El ministro, la Moncloa y portavoces entregados muestran cifras sesgadas. Millones invertidos, kilómetros modernizados, sistemas actualizados… números como escudo. La inversión no absuelve, provoca recordar que la cifra que miramos es 45. La rara habilidad del gobierno ha conseguido que hasta la verdad, puntual y extraña, parezca mentira.
Muy por encima del asqueroso empujón de Montero, hay responsables que se ganaron mi respeto. Y por eso los nombro de otro modo. No por cercanía, sino por consideración. Por eso, y porque me da la gana.
Juanma ha puesto cordura. No todo exige verbo alto. Gobernar es también no estorbar, no convertir la tragedia en tribuna. Juanma calma donde otros (y otras, incluso suyas) colocan ansiedad y oportunismo. Salvador a lo que toca: trabajar.

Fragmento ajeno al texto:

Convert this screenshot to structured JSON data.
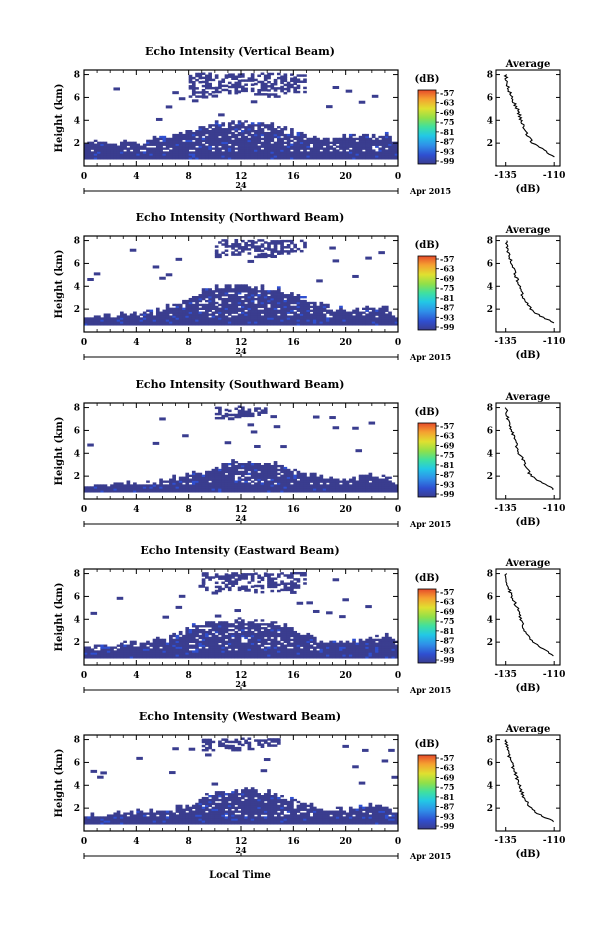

Estar, coordinar, sostener. Salva no falla. Sin épica impostada ni declaraciones huecas. Trabajo del que no luce, pero sostiene. Y Rafa, el alcalde (y con él, más alcaldes, Paco, Lola, José María…), estuvo como están quienes no representan un papel. Con una naturalidad ejemplar, cercana, contenida, humana. Sin cálculo. Sin pose. Con la dignidad serena de quien sabe que su papel no es explicar el mundo, sino acompañar a los suyos.
Conviene que no perdamos ese hilo porque es nuestra esperanza: frente a la miseria de los ausentes o figurantes, taimados y calculadores, tenemos la política seria en el mejor sentido: Juanma, Salva, Rafa y otros miles, silenciosos, constantes. La política que no se defiende con cifras, sino con presencia. Mientras unos convertían la tragedia en escaparate y, ahora, el dato en coartada, otros hacen lo único decente: trabajar sin hacerse notar.
Necesitamos verdad comprensible, responsabilidades claras y decisiones que eviten la repetición; rendir cuentas no amenaza a la política, es respeto a los ciudadanos. Invertir es imprescindible; proteger, obligatorio. Y una cosa no siempre garantiza la otra.
Cuando el sistema se felicita a sí mismo en mitad del duelo, algo esencial ya venía roto. Cuando alguien pone cordura, trabajo y humanidad sin reclamar foco, todavía queda país.